30L’introduction de l’oncle paternel dans l’héritage du mulk implique donc toujours des tensions avec les neveux. Si ces derniers sont vigilants et savent s’y prendre, ils pourront empêcher leur oncle de les priver de leurs droits. Par contre, s’ils sont faibles, ils subiront ses exigences et se laisseront déshériter, sauf si cet oncle, voulant forger l’unité des deux familles, considère comme plus juste et plus efficace d’attirer à lui la famille du frère mort et de s’allier à elle par mariage, plutôt que de tenter de lui enlever sa terre. C’est là une solution réalisée seulement par certains « grands » (cf. récit 25).
31Dans tous ces conflits entre oncle paternel et neveux, entre frères ou demi-frères, on trouve les mêmes procédés utilisés par certains héritiers pour accaparer la plus grande part du patrimoine du défunt : l’invocation de dépenses ou de prêts faits, soit pour les cérémonies funéraires du mort, soit pour sa veuve, soit encore pour les autres héritiers masculins ; l’expulsion hors du lignage de la (ou des) femme(s) du mort et de ses enfants ; la tentative, par l’oncle paternel, d’épouser la veuve et de prendre ainsi le contrôle de la terre du défunt.

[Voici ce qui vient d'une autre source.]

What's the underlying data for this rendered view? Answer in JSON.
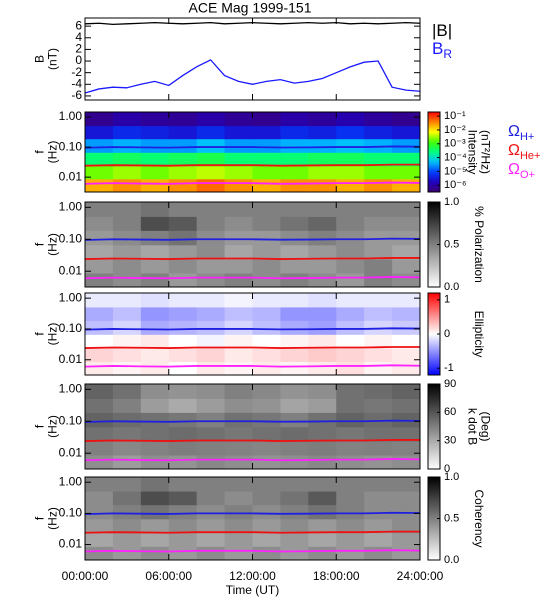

32Dans ce contexte conflictuel, on voit ce que signifie finalement le partage des terres mulk. Pour certains informateurs, conserver l’unité de la propriété du défunt sans établir de nouvelles mulkiya pour chaque parcelle, c’est honorer la mémoire de ce mort et garder l’unité de cette famille. Mais l’on voit aussi que garder l’unité juridique du mulk permet une vive compétition entre les descendants directs du mort et les lignées proches, ainsi qu’un remaniement des parcelles. Cette formule a l’assentiment des héritiers qui s’estiment lésés momentanément et de ceux qui projettent d’acquérir plus de terre qu’ils n’en ont reçu en partage.
33Mais tous les héritiers n’ont pas cette attitude. Certains se contentent de leur part et cherchent à sortir du mulk et à établir un nouveau titre pour les parcelles qui leur reviennent. Ils doivent s’attendre à une très vive réaction des autres cohéritiers. On raconte qu’un homme, après avoir vainement tenté de faire accepter à ses agnats son droit d’établir sur sa part une nouvelle mulkiya, dut recourir aux menaces pour imposer son choix. Il déclara publiquement préférer mourir les armes à la main plutôt que de céder sur son droit. Les agnats finirent par accéder à sa demande. Lorsqu’un héritier est sorti du mulk, sa parcelle ne peut plus être remise en question et échappe ainsi aux convoitises des autres cohéritiers.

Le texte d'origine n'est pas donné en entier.